Esos hombres no sólo sabían quién era sino que también lo habían visto con Tilda, y pensar que ella pudiera correr algún tipo de peligro le hizo pelear con más acierto. Derribó a otro, pero el tercero se empeñó en seguir de pie y con un puñal consiguió herirlo en el muslo. Genial, pensó James, sólo me falta cojear. El gigante le dio otro puñetazo y aprovechó que James quedó medio inconsciente para sujetarlo por el cuello de la camisa.

-Esto ha sido sólo una advertencia. Manténgase alejado de nosotros, padre – le dijo apretando la herida de la pierna-, o nos encargaremos de que lo próximo que se celebre en su parroquia sea el funeral de la señorita Glennan.

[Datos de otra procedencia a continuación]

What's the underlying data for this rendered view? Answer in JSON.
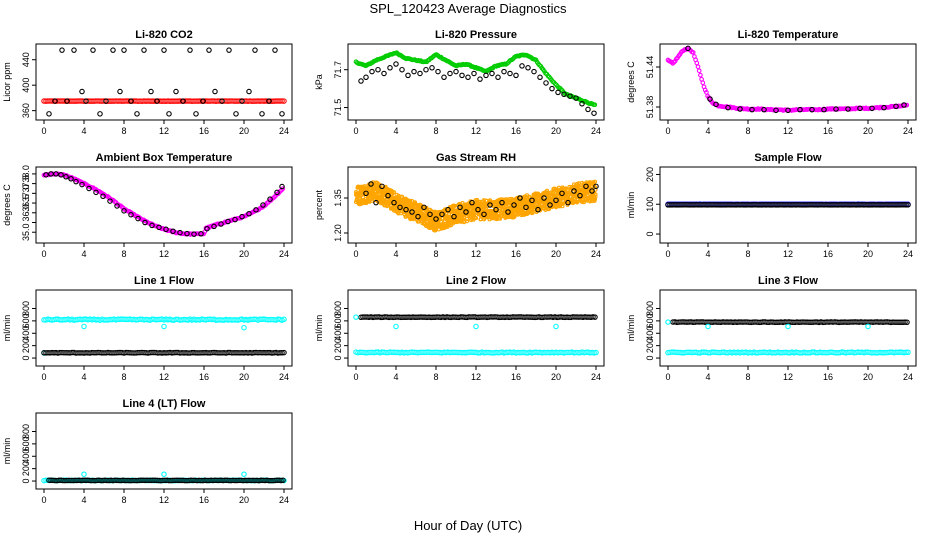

James tuvo ganas de desenfundar su puñal y degollar a ese hombre allí mismo, pero sabía que antes tenía que descubrir más cosas sobre ellos y, aunque era evidente que sabían lo de Tilda, por lo que le dijo también estaba claro que no sabían nada de la Hermandad ni de lo que James era en realidad. El matón lo echó escaleras abajo y James salió corriendo de la casa. Cuando se hubo alejado unos metros descansó en un callejón, pero sólo el tiempo suficiente para arrancarse una manga de la camisa y vendarse un poco la herida de la pierna. Tenía que llegar a casa de Tilda cuanto antes.